Luxury brands might be leaving even more money on the table than was previously expected by failing to cater to consumers over the age of 55. According to 2019 research from the International Longevity Centre (“ILC”), the fashion and beauty industries’ well-established unwillingness to target older consumers, particularly women, was projected to cost them nearly $15 billion over the next 2 decades. While the fashion industry, in particular, is busy chasing millennial and Gen-Z consumers, the London-based think tank found that “older people increased their spending on clothes and shoes by 21 percent – or $3.80 billion – between 2011 and 2018.” In the United Kingdom, alone, ILC found that individuals over age 50 accounted for nearly 50 percent of spending as of 2018, up from 41 percent in 2003.
The dollar figures at stake are potentially even greater as a result of an already-underway post-pandemic boom in spending. Not only is the total spending power of individuals that are 65 and older increasing on a global basis; it is expected to rise to $14 trillion within the next decade, up from roughly $8.4 trillion in 2020, Bloomberg states that the world’s emergence from the COVID-19 pandemic is likely to “unleash a wave of spending by older consumers,” with money managers pointing to “huge pent-up demand from wealthy seniors” for things like medical services and travel, as well as luxury goods.

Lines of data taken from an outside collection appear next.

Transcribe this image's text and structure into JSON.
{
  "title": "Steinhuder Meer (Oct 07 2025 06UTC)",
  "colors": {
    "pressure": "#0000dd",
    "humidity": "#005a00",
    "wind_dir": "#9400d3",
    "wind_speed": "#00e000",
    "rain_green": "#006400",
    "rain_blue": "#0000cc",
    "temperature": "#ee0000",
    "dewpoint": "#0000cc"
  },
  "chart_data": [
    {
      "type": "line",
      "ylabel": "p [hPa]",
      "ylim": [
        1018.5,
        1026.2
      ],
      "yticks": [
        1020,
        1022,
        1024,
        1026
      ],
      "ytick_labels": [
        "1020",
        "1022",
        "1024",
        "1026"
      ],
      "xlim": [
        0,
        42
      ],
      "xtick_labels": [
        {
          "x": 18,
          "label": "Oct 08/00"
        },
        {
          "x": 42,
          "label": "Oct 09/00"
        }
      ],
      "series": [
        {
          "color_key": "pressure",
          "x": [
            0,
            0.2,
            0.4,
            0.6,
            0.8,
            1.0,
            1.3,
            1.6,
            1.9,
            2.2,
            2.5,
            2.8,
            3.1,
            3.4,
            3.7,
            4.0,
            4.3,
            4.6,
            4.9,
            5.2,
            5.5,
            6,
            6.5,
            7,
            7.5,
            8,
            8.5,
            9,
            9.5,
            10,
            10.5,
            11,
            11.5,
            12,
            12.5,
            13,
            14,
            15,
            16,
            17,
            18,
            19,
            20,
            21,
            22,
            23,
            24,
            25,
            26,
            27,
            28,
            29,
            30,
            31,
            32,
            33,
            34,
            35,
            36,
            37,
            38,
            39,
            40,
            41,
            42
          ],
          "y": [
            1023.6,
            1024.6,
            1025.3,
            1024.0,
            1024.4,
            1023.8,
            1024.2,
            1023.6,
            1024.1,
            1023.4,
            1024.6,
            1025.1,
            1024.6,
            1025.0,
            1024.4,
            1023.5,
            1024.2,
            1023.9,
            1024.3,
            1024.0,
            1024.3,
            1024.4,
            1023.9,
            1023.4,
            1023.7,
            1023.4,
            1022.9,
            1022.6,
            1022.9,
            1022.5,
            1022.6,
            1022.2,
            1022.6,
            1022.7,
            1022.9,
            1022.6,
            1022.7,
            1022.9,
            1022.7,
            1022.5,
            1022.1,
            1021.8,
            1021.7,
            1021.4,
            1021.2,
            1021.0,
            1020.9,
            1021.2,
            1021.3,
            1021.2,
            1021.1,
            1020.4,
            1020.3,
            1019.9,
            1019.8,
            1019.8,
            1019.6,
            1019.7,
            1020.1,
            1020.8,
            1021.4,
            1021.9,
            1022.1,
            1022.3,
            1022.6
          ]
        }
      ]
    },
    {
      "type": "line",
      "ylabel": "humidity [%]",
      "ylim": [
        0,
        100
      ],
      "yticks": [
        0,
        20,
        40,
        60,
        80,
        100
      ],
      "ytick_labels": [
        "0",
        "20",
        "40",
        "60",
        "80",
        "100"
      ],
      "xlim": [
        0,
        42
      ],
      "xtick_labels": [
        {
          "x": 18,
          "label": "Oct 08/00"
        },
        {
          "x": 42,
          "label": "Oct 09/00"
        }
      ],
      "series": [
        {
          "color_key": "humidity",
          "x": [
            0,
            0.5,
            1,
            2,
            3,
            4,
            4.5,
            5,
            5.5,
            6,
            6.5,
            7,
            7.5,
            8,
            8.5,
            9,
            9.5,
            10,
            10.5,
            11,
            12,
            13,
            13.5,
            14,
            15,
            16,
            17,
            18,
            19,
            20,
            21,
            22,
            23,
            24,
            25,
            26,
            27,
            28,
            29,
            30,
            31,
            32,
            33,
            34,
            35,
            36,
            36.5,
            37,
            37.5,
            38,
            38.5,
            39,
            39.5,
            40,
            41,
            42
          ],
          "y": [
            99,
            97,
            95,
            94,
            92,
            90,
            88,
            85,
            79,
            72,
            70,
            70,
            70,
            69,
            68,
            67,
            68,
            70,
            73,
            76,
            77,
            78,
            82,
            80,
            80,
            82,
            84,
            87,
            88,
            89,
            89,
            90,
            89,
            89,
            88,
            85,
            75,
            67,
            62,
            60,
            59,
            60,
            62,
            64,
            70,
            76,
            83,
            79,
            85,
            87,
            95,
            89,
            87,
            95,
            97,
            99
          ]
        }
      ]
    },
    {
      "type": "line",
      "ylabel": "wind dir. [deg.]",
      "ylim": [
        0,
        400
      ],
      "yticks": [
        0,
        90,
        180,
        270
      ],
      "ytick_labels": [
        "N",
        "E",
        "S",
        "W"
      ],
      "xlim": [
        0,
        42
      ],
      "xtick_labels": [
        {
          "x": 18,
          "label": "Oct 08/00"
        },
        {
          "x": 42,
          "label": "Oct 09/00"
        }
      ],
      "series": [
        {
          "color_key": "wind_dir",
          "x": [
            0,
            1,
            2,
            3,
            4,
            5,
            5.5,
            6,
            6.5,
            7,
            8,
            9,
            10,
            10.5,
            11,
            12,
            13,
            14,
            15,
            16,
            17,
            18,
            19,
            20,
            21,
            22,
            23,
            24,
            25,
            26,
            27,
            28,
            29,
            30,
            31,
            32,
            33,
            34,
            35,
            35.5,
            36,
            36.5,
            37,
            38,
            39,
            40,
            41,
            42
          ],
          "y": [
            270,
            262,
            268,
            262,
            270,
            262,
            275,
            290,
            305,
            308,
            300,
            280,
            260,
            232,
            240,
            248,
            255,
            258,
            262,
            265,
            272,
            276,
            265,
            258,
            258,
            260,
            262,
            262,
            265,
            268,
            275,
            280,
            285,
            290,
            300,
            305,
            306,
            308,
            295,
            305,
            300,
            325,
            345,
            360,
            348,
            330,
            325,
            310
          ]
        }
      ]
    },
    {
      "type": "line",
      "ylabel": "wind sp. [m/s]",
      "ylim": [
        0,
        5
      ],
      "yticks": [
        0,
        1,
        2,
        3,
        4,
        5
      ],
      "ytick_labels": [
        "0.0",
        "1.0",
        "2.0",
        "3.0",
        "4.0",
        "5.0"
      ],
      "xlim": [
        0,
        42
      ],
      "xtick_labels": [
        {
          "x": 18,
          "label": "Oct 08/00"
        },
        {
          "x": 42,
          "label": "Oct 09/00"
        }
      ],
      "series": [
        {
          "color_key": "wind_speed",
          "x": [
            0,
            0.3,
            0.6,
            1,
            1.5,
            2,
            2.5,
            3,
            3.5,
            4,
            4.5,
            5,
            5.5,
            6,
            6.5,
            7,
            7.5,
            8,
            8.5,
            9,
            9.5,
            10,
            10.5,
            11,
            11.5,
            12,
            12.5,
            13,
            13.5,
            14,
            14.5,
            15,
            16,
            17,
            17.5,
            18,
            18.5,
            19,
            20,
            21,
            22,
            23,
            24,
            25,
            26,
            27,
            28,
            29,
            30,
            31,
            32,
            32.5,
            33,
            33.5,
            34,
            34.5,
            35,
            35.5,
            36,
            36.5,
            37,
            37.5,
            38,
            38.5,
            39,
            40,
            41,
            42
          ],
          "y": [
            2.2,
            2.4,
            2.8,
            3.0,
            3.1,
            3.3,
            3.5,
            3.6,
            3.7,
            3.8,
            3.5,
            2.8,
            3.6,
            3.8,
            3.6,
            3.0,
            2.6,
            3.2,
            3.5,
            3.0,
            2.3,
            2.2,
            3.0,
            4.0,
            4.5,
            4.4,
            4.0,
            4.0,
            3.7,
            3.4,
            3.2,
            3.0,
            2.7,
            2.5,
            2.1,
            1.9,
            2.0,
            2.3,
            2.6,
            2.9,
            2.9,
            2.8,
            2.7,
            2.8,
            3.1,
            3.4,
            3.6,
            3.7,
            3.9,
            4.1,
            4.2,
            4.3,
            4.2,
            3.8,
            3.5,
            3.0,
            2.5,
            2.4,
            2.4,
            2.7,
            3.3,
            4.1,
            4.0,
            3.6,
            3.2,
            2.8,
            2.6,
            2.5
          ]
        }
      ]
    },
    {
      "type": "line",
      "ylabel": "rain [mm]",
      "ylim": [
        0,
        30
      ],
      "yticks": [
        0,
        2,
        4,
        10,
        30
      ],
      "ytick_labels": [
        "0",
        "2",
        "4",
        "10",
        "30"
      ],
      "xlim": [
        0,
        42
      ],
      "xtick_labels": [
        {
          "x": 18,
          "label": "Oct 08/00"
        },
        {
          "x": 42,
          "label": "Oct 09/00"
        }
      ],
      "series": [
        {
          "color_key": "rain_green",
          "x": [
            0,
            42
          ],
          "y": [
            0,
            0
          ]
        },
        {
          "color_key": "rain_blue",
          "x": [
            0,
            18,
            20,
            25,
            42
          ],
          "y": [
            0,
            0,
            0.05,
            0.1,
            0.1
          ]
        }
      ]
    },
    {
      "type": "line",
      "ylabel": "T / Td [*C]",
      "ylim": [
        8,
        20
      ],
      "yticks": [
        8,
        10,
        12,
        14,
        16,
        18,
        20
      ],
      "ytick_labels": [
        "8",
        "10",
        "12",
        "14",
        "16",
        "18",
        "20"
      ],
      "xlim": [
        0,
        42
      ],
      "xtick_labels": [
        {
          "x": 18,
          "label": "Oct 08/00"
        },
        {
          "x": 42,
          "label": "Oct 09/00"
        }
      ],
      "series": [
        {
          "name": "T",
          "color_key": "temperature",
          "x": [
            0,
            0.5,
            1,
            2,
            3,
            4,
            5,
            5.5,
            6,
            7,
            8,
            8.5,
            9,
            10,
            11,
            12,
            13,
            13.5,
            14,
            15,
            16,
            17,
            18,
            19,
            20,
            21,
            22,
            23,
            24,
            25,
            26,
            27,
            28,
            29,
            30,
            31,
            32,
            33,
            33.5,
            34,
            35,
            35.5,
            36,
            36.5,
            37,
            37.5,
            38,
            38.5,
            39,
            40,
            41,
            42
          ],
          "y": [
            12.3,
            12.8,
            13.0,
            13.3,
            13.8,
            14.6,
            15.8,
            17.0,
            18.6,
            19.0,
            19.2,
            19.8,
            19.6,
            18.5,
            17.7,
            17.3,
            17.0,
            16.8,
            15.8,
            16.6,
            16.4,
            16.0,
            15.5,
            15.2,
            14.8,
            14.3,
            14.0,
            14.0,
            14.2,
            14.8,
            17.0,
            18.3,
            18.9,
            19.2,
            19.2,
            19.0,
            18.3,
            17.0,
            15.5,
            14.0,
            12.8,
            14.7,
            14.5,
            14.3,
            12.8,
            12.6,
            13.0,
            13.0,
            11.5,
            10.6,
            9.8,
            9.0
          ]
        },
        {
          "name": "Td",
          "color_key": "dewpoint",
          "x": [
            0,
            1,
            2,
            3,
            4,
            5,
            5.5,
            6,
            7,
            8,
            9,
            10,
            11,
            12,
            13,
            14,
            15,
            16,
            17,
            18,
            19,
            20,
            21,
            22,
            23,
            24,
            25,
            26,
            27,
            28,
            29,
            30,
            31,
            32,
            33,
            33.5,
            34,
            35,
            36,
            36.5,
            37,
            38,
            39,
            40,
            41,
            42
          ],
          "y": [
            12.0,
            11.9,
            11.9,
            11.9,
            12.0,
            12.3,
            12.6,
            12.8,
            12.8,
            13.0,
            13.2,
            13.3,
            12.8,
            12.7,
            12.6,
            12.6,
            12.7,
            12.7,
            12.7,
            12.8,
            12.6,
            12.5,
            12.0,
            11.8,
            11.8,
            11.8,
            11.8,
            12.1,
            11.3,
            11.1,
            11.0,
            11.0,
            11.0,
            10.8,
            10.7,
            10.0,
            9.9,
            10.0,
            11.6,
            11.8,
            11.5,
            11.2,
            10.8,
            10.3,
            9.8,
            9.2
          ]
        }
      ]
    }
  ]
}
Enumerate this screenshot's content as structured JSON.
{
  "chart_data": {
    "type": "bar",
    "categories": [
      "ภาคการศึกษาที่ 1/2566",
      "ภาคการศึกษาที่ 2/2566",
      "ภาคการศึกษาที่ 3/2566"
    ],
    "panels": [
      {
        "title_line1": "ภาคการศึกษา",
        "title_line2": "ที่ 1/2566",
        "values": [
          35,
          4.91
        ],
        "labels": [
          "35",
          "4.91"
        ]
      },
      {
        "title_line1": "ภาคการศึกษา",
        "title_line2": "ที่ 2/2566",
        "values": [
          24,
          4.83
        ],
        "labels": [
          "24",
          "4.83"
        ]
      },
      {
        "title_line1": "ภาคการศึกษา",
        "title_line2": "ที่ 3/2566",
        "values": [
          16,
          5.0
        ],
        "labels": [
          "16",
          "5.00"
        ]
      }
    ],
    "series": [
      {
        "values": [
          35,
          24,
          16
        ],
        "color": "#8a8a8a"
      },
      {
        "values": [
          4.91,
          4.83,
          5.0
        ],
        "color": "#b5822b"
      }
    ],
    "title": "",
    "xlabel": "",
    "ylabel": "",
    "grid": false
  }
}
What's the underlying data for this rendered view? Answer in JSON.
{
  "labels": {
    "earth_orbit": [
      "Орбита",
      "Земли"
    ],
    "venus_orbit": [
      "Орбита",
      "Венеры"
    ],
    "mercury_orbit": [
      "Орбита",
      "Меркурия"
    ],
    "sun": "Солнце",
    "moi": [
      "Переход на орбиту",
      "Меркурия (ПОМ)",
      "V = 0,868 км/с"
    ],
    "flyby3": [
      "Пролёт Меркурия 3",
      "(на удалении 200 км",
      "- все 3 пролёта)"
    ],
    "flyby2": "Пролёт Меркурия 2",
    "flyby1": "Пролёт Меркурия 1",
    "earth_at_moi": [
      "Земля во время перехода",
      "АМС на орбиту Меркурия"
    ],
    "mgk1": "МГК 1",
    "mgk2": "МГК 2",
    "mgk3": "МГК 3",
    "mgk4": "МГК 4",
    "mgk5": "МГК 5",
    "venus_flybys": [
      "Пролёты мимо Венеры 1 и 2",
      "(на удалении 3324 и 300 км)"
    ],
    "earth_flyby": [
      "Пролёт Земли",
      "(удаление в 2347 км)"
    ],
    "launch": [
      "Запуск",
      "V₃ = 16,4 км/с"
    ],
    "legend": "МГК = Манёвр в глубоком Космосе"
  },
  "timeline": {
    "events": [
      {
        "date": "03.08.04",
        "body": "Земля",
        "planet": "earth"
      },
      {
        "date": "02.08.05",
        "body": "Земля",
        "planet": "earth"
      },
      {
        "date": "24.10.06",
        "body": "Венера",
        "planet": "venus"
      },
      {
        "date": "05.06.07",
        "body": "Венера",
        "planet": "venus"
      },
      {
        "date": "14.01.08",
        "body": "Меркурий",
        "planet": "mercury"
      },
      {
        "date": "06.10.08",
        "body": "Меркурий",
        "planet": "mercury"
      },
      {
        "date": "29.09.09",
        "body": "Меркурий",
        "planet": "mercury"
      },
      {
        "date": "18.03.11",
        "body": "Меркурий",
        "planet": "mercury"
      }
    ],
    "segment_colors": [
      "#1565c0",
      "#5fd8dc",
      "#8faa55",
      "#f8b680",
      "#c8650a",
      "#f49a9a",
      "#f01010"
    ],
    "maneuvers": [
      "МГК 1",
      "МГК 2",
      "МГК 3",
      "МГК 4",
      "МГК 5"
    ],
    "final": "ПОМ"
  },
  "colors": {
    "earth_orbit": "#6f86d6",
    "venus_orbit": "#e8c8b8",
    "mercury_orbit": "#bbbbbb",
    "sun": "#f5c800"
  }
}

In addition to an impending spike in medical procedures that were previously put on hold as a result of the pandemic and corresponding lockdown measures, and a sure-fire boom in the travel sector, including among senior-age individuals, J. Stern & Co. managing director Christopher Rossbach told Bloomberg that “a rebound in luxury spending” should not be overlooked, with Louis Vuitton and Dior’s parent LVMH and liquor makers, such as Pernod Ricard SA and Casamigos and Ketel One-owner Diageo Plc among some of his “preferred reopening bets.” These bets are compounded by the fact that across the board, “as people age their purchasing power increases and they become more concerned with quality, not quantity, of their consumption,” which bodes well for luxury entities, particularly ones that “can tap seniors and their new-found confidence online.”
This should, nonetheless, be a wakeup call for fashion and luxury goods purveyors, many of which have traditionally engaged in rampant “institutional ageism,” according to ILC, pulling out all of the stops for younger consumers in order to cash in on eager luxury newbies, particularly those in the Asia Pacific region, but more importantly, to plant the seed for when these youngsters have more sizable sums of money to spend. One need not look further than runway shows, ad campaigns, and Instagram feeds to see exactly where – or more specifically, in what age groups – brands are placing their bets.
The problem with such hyper-focused targeting of young spenders is that while brands are positioning themselves for a lucrative future, they are missing out on a powerful consumer class that is right in front of them with money – oftentimes, a lot of money – to spend: those aged 55 and above.